Posto isto, Ronaldo é a maior estrela da Selecção Nacional, e para mim deste Europeu ainda que não tenha estado ao seu melhor nível nos dois jogos anteriores. Tem de ser mais humilde e mais sensato em algumas declarações, tem de se sacrificar em nome da equipa mesmo que numa posição onde se sente menos feliz. Mas jogadores como Ronaldo são talento à solta, génio acumulado e raça indomável, e não pode ser encerrados em espaços muito curtos onde se pode sujeitar ao jogo mais duro dos adversários. 

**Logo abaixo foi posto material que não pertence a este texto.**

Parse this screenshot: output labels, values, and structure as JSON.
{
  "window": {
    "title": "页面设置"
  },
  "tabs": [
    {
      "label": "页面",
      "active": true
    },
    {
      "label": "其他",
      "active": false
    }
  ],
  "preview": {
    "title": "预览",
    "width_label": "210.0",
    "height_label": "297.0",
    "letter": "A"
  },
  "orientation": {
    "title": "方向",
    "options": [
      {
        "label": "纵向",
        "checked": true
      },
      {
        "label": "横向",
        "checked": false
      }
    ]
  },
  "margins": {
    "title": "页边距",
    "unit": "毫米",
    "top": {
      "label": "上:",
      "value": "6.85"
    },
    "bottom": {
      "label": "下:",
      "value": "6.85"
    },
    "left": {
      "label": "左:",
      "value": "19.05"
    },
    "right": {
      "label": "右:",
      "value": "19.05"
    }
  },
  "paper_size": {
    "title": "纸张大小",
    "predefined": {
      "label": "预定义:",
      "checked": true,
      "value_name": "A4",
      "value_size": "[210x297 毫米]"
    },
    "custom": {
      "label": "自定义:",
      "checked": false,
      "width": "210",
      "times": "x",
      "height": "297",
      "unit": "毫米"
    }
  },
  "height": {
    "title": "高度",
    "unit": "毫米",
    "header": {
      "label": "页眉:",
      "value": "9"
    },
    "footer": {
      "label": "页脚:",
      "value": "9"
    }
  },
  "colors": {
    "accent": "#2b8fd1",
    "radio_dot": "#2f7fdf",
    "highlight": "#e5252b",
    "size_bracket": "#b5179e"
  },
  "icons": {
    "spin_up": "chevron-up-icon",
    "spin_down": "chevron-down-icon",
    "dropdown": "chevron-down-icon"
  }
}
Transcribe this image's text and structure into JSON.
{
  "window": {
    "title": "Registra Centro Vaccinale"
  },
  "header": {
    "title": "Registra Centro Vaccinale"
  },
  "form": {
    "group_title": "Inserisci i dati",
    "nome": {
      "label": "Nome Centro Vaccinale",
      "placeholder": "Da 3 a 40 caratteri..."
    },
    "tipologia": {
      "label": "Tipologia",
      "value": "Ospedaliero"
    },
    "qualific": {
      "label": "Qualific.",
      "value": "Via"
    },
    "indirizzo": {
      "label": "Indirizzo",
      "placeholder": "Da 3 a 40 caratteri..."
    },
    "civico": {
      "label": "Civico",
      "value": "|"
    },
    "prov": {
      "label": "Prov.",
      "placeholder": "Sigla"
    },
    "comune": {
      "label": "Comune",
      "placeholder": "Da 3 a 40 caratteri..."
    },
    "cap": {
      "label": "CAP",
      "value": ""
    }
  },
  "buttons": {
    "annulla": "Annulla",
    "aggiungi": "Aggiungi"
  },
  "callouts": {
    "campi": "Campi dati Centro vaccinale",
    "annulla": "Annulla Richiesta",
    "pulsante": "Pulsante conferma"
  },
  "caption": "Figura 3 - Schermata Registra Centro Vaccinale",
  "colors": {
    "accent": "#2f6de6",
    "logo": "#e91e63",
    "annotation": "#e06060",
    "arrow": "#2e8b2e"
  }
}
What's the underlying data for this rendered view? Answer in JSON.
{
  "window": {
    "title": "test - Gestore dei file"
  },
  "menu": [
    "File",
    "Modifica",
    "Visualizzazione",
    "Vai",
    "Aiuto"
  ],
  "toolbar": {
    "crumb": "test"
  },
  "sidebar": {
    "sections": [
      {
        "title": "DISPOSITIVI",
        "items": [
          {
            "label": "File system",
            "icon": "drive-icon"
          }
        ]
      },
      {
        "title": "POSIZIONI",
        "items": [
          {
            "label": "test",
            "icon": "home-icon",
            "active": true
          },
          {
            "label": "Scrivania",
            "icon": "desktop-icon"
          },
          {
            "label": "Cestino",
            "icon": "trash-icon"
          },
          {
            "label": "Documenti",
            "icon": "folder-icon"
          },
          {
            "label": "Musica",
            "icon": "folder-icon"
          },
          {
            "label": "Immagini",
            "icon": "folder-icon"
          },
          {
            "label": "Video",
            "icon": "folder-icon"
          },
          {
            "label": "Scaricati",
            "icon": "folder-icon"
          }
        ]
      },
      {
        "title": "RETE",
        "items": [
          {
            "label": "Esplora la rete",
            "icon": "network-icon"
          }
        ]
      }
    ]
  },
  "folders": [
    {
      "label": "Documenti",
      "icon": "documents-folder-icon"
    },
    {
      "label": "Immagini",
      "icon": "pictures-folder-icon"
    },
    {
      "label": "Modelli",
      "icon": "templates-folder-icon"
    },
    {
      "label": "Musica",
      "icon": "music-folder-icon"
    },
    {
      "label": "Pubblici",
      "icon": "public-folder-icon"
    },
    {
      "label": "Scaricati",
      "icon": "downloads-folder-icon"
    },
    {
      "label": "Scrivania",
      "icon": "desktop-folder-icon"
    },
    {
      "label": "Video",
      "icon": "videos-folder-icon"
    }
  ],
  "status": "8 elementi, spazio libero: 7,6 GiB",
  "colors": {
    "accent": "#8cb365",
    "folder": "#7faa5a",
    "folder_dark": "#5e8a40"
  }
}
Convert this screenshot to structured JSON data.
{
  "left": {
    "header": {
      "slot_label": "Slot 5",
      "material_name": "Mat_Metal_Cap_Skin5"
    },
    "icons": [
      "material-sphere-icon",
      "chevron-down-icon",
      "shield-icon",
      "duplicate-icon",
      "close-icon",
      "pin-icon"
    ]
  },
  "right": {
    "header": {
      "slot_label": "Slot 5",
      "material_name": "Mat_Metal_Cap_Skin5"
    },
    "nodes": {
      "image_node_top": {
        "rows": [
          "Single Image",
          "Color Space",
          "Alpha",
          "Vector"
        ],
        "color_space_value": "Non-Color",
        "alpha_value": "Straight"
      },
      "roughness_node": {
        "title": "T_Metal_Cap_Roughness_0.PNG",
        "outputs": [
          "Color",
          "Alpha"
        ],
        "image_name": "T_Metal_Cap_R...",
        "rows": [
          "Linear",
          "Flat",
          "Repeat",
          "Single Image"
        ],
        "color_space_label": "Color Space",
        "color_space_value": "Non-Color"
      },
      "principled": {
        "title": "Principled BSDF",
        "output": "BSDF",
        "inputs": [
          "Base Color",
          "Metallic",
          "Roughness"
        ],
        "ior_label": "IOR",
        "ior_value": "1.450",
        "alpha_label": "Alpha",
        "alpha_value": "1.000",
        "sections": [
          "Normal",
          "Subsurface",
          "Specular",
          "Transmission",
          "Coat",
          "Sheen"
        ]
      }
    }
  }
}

Há que encontrar a forma correcta de enquadrar tudo isto, coisa mais ao jeito dos mestres da táctica onde não me incluo. Que junte todos os predicados e se motive para arrastar consigo uma equipa que precisa mesmo de se soltar mais e concluir com mais eficácia as jogadas de perigo. E que não se preocupe, os que hoje o criticam e nele não acreditam - principalmente em Portugal - vão ser os primeiros a elevá-lo aos píncaros antes das sete da tarde desta quarta-feira em Portugal se as coisas correrem pelo melhor.

E além disso, pormenor importante, o Lourenço Esteves faz sete anos nesse dia, e não se desilude um fã que sonha um dia fazer jogadas iguais à do ídolo e que já chegou a dormir com o casaco que lhe comprámos com o mítico número 7. O Lourenço é um entre milhões de miúdos que estão sempre com o Comandante e que acreditam nele mesmo nos piores dias.

Estas coisas são de grande responsabilidade. Faz só o que sabes Ronaldo, é o que basta para sermos felizes. Nem que seja por mais uns dias.